TensorFlow Serving API allows sending the model input data in a variety of formats inside the TensorProto objects. Array data is passed inside the tensor_content field, which represents the input data buffer.

When the data is sent in the string_val field, such input is interpreted as a binary encoded image.

Note, that while the model metadata reports the inputs shape with layout NHWC, the binary data must be sent with shape: [N] with dtype: DT_STRING. Where N represents number of images converted to string bytes.

When sending data in the array format, all bytes are in the same sequence in tensor_content field and when loaded on the server side, the shape gives information on how to interpret them. For binary encoded data, bytes for each image in the batch are put in a separate sequence in the string_val field. The only information given by the tensor_shape field is the amount of images in the batch. On the server side, the bytes in each element of the string_val field are loaded, resized to match model input shape and converted to the OpenVINO-friendly array format by OpenCV.

HTTP

TensorFlow Serving API also allows sending binary encoded data via HTTP interface.
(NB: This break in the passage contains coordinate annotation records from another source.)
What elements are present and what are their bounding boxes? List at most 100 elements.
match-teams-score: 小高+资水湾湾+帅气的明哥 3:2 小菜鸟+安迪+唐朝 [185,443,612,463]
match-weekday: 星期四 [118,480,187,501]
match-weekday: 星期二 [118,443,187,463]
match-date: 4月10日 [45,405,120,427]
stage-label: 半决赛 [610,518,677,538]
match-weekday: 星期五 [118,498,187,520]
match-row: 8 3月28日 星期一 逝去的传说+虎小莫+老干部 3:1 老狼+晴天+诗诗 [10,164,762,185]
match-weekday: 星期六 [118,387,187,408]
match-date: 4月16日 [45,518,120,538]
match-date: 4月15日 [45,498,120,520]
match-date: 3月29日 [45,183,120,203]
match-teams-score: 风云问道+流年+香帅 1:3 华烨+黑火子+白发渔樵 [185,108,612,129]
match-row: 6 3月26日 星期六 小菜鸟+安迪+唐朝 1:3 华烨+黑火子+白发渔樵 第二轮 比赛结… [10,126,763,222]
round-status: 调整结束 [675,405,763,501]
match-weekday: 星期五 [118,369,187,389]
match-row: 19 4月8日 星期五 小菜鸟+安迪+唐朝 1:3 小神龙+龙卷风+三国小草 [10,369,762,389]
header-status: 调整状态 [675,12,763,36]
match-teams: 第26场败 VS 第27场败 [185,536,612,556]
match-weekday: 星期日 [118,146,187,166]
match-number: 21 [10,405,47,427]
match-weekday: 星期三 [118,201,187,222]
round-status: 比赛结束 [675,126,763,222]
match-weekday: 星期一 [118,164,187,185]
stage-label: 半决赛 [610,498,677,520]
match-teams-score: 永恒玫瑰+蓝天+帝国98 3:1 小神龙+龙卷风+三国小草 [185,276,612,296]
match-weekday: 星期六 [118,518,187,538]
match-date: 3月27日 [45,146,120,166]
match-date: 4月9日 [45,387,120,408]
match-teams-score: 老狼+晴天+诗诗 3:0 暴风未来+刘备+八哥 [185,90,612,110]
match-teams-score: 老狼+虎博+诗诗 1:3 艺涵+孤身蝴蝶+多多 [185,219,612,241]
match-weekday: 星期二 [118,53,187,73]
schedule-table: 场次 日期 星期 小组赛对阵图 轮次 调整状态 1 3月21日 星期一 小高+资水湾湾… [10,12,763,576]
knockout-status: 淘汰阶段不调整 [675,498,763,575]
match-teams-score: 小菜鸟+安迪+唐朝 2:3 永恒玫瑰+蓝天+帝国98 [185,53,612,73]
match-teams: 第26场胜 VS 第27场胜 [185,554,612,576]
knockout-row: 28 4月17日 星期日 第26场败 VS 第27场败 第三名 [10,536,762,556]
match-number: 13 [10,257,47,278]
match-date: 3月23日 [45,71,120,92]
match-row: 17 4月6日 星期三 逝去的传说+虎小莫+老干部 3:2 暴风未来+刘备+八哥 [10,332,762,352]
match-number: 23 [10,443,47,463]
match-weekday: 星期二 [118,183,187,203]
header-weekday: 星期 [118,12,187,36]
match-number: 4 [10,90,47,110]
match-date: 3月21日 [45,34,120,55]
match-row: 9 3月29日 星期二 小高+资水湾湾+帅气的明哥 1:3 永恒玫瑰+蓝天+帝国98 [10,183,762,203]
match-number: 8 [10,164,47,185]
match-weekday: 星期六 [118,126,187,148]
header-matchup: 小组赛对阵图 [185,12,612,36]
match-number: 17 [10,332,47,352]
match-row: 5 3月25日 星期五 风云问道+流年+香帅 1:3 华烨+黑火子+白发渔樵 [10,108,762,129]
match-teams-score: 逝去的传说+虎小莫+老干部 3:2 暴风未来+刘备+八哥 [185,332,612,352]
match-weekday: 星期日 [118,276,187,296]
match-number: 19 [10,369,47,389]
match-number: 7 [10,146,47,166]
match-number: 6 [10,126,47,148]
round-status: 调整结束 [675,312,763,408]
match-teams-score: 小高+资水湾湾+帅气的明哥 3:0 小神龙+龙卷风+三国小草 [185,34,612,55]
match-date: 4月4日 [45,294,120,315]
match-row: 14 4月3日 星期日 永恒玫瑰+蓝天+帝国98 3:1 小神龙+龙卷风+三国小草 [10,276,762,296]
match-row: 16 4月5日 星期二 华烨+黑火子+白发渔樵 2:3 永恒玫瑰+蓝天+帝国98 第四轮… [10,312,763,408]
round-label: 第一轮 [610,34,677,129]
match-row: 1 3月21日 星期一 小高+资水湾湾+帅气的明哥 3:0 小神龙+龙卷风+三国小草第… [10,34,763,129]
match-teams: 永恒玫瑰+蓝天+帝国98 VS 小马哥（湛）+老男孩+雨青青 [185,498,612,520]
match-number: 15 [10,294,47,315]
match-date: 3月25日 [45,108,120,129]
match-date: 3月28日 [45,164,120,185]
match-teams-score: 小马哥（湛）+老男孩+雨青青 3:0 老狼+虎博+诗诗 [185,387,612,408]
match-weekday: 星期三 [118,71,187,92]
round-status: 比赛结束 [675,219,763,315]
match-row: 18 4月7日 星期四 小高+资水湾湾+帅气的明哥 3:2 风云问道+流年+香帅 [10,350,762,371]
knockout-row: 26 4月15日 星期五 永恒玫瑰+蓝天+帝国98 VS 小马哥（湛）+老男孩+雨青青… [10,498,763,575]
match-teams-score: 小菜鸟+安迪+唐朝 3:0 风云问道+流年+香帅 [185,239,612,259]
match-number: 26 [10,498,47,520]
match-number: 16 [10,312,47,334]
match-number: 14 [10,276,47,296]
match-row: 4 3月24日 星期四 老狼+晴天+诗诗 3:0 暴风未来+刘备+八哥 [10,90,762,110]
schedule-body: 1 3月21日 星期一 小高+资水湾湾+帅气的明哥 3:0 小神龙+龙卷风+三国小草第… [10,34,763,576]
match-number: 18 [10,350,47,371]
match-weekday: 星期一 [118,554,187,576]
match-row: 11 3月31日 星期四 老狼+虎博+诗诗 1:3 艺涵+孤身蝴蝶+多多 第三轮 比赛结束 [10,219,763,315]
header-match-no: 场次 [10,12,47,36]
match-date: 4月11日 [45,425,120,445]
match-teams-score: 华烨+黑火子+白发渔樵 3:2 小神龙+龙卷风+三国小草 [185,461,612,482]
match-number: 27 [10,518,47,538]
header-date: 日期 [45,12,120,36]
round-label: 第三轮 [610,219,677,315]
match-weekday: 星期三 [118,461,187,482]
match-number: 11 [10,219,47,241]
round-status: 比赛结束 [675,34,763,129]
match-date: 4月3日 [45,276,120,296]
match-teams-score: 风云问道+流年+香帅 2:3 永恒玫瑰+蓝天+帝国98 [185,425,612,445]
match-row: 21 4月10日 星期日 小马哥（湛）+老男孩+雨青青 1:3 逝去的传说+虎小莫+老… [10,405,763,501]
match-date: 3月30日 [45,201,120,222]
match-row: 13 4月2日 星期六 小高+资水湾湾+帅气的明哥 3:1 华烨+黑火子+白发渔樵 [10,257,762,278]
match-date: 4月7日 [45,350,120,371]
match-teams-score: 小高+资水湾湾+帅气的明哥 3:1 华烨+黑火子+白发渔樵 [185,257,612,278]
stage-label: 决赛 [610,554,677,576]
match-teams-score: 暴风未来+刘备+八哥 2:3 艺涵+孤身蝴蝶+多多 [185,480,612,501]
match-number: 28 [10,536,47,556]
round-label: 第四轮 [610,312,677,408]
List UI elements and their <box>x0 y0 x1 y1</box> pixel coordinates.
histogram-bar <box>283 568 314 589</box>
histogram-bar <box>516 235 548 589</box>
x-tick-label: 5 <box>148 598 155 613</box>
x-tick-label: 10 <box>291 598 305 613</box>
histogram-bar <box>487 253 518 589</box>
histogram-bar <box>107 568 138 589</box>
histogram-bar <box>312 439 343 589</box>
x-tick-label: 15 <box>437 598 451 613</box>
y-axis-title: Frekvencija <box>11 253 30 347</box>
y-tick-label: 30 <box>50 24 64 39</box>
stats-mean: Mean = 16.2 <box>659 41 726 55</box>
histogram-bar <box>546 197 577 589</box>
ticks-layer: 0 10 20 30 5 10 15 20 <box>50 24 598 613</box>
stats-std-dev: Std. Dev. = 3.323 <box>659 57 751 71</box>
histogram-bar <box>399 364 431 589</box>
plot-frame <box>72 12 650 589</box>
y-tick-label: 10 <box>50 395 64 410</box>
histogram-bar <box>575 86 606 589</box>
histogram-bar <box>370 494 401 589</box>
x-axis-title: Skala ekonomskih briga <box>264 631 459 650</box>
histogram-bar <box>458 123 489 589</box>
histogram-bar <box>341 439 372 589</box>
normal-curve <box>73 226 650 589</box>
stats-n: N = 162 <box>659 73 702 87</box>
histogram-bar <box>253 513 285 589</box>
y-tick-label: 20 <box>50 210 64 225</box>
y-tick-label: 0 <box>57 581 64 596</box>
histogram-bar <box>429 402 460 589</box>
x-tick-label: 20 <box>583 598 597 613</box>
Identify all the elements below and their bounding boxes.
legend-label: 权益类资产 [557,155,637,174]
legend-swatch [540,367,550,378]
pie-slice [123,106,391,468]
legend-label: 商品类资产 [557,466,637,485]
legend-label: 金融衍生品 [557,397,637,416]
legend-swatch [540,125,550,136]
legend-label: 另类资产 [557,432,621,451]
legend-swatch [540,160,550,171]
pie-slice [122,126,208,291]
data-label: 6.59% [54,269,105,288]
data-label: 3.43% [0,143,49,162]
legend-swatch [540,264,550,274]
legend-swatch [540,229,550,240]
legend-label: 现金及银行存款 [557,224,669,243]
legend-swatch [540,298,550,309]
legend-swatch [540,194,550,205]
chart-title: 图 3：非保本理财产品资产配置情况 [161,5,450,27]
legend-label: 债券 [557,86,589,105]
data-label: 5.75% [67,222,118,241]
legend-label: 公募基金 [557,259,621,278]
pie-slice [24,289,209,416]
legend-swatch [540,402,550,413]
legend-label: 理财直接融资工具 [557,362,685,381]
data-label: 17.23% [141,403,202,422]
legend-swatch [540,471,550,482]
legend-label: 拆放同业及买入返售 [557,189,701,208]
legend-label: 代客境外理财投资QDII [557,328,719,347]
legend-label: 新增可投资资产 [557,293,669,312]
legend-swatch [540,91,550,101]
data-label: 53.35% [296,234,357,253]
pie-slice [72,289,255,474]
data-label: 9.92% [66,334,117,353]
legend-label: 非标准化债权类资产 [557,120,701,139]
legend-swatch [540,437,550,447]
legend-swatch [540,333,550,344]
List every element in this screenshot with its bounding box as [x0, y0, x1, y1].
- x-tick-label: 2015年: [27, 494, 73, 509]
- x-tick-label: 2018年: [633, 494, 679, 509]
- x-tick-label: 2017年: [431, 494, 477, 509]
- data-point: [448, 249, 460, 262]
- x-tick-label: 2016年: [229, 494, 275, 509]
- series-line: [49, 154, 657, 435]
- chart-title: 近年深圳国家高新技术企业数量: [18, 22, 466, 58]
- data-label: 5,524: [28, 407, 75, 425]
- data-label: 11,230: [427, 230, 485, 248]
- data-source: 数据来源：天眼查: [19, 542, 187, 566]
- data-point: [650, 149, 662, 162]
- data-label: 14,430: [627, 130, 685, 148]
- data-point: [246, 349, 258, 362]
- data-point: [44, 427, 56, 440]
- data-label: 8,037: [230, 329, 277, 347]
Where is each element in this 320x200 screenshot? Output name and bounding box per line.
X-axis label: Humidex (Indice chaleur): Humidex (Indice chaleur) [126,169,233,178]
The binary data needs to be Base64 encoded and put into inputs or instances field as a map in form:

<input_name>: {"b64":<Base64 encoded data>}

On the server side, the Base64 encoded data is decoded to raw binary and loaded using OpenCV which then converts it to OpenVINO-friendly data format for inference.

Usage examples

Sample clients that use binary inputs via TFS API can be found here (REST sample)/(GRPC sample) Also, see the (README)

Recommendations:

Sending the data in binary format can significantly simplify the client code and it’s preprocessing load. With the REST API client, only curl and base64 tool or the requests python package is needed. In case the original input data is jpeg or png encoded, there is no preprocessing needed to send the request.

Binary data can significantly reduce the network utilization. In many cases it allows reducing the latency and achieve very high throughput even with slower network bandwidth.